Redox probe transport through supported lipid bilayers and nanopore-confined lipid assemblies on silica thin films is examined using electrochemical impedance spectroscopy (EIS). These supported lipid systems are emerging biomimetic separation and sensor platforms. The ability to quantify the accessibility of the pore structure of the mesoporous silica thin films is demonstrated, which is essential for the incorporation of carriers into the lipids for selective solute transport.

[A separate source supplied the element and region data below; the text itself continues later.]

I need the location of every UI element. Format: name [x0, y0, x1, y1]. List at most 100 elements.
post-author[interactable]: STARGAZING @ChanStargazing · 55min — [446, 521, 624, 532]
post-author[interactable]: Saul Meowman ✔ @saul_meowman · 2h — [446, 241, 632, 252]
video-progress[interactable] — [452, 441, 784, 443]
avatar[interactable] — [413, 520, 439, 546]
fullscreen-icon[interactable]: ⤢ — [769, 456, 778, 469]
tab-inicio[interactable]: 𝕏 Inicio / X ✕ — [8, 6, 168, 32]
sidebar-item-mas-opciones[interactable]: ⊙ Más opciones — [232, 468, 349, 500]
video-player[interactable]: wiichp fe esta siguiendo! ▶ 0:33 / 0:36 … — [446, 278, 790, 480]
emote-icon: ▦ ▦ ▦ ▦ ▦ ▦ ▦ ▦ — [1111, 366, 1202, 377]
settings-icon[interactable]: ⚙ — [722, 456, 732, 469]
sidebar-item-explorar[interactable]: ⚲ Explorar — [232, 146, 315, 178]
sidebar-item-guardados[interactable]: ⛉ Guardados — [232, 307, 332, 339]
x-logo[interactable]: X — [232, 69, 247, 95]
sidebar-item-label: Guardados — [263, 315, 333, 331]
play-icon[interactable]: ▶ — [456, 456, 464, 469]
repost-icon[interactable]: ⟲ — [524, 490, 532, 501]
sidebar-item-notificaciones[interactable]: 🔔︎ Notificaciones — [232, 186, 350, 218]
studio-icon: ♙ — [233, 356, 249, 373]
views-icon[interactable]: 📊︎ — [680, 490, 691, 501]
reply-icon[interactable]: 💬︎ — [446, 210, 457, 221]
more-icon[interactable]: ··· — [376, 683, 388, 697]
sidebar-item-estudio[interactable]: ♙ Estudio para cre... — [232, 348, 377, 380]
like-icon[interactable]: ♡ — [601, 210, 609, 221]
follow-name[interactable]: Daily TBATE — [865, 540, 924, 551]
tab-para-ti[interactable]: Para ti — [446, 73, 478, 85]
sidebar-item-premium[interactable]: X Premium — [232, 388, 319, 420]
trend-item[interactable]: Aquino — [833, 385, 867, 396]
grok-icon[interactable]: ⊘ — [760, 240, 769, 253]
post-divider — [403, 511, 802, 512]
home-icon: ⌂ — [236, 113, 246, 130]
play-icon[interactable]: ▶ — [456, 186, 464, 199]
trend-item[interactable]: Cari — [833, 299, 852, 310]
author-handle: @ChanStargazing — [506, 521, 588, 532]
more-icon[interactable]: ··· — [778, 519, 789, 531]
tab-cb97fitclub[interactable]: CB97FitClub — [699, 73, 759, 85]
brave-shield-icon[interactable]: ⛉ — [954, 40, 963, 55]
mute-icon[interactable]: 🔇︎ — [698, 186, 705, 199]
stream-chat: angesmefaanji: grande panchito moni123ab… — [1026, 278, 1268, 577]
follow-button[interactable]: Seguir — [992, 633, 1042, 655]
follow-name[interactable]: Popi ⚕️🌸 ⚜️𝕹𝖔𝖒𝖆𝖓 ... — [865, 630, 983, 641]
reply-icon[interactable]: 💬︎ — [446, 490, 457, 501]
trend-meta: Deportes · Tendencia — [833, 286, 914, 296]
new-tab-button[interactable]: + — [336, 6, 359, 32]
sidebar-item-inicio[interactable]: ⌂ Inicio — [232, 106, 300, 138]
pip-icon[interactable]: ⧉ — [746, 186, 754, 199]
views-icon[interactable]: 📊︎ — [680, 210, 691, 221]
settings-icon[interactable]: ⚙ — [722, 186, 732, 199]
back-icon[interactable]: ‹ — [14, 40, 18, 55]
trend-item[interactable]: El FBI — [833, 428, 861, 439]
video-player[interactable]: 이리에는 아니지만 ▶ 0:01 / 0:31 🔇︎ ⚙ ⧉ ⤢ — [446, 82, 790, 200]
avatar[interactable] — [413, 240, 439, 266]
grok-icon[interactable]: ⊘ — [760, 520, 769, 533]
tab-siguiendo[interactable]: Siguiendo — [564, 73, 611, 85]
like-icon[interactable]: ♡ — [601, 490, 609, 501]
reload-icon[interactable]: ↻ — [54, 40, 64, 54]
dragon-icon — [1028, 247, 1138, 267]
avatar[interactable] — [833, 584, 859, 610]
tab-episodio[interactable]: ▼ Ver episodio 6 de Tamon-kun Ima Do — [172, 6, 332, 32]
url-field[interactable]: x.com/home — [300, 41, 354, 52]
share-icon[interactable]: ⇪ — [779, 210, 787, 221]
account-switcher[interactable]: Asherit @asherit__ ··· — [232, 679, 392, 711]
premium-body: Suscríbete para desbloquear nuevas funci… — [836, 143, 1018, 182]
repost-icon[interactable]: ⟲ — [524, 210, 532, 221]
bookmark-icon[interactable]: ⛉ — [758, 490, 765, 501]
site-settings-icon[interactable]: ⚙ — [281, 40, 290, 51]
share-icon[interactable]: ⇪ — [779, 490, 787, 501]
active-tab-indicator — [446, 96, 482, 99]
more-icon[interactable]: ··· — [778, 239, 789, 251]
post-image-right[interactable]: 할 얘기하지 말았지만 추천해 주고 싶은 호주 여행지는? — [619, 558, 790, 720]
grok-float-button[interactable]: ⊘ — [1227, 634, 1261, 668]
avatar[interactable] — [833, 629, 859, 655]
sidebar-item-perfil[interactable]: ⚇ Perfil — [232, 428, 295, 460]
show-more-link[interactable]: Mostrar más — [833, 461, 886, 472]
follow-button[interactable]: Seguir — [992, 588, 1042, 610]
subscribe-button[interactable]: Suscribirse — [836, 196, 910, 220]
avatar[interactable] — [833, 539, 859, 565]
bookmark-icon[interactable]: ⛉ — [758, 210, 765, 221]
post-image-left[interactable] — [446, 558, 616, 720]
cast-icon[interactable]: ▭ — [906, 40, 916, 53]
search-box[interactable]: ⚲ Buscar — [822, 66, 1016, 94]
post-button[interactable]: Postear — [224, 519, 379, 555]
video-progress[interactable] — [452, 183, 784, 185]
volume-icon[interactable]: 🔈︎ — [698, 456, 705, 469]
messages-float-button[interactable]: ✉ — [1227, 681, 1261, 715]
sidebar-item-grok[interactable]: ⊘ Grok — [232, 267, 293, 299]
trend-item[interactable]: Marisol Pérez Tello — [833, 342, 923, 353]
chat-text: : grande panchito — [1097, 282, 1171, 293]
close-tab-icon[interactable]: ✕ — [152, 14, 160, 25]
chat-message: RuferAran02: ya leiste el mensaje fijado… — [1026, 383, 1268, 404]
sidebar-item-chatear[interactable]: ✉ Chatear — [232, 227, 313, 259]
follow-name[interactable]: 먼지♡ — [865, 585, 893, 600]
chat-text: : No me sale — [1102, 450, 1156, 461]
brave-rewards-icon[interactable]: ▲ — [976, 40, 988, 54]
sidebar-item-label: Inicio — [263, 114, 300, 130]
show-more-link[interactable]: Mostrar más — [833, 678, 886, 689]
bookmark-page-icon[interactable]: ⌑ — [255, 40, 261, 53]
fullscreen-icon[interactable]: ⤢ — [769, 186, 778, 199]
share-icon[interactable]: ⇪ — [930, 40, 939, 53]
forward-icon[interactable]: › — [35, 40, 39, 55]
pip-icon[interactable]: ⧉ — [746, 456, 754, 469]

Redox probe molecules with varying hydrophilicity are used to compare ion transport in supported lipid pore-spanning bilayers (enveloped bilayers) and novel lipid filled pores of mesoporous silica thin films. The films feature orthogonally oriented 8–10 nm cylindrical nanopores formed by deposition of P123-templated silica sols onto chemically modified fluorine-doped tin oxide. Nanopore accessibility is confirmed by EIS with hydrophilic probe 1,1′-ferrocenedimethanol (FDM). Filling the pores with lipid 1,2-dipalmitoyl-sn-glycero-3-phosphocholine results in a superior barrier (with roughly 1/9 the permeability) to transport of FDM compared to fragile enveloped lipid bilayers deposited by vesicle fusion. The pore-confined lipids not only provide a better barrier to FDM, but also a better pathway for the transport across the films of a hydrophobic redox probe 1,1′-dioctadecyl-4,4′-bipyridinium dibromide, with an ideal transport selectivity of 11 compared to FDM.